3The ATPase activity of lipid-depleted vesicular preparations reactivated by oleate or lysolecithin and that of the preparation containing the lipid hydrolysis products after phospholipase A treatment reaches half-maximal activation at concentrations of ionized calcium between 0.2 and 0.3 μM. The maximal ATP-splitting rates, however, differ considerably.
4Half-maximum activation by Mg · ATP for the oleate and lysolecithin-reactivated ATPase is reached at 10 μM and 100 μM, respectively.
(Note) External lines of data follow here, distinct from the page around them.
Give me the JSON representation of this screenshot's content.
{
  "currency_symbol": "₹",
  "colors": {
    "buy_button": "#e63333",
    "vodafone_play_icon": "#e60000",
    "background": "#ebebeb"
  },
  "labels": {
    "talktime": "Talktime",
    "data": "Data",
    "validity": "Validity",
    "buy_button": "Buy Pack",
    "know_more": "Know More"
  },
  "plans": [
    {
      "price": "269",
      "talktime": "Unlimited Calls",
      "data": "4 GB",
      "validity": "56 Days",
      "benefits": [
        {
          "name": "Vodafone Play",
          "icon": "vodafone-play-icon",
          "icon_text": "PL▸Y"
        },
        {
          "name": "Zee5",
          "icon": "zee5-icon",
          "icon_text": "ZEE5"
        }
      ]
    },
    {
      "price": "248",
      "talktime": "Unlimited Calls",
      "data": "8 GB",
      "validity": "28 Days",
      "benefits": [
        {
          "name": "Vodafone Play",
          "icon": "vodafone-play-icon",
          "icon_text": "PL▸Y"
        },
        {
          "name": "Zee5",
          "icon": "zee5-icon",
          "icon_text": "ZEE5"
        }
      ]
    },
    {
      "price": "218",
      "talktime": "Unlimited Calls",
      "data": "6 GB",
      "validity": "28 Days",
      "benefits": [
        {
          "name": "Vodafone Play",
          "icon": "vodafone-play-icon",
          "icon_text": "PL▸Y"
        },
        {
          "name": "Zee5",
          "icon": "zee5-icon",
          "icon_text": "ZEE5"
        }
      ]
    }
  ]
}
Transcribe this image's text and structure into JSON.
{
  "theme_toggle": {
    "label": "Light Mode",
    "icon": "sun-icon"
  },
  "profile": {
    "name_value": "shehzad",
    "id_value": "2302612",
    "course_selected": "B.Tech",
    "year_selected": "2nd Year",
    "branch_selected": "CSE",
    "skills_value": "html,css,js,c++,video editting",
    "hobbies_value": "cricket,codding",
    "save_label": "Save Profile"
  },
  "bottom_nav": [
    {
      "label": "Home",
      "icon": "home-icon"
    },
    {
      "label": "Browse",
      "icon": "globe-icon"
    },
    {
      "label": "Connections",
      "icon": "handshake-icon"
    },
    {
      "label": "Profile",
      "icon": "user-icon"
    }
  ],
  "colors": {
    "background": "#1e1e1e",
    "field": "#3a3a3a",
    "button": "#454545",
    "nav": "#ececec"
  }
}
The corresponding Hill coefficients are 0.5 and 0.6.
5For the oleate-reactivated ATPase an activation energy of about 35 kcal/mol has been calculated which is similar to that of the extra ATPase of native vesicles. The activation energy of the lysolecithin-reactivated ATPase is about 8 kcal lower.
6The ATPase activity of the reconstituted vesicular preparations shows an identical steep decline at pH values >7. An irreversible damage of the vesicular preparations at higher values could be excluded.
7The properties of the reconstituted sarcoplasmic ATPase are discussed in relation to the sarcoplasmic calcium transport.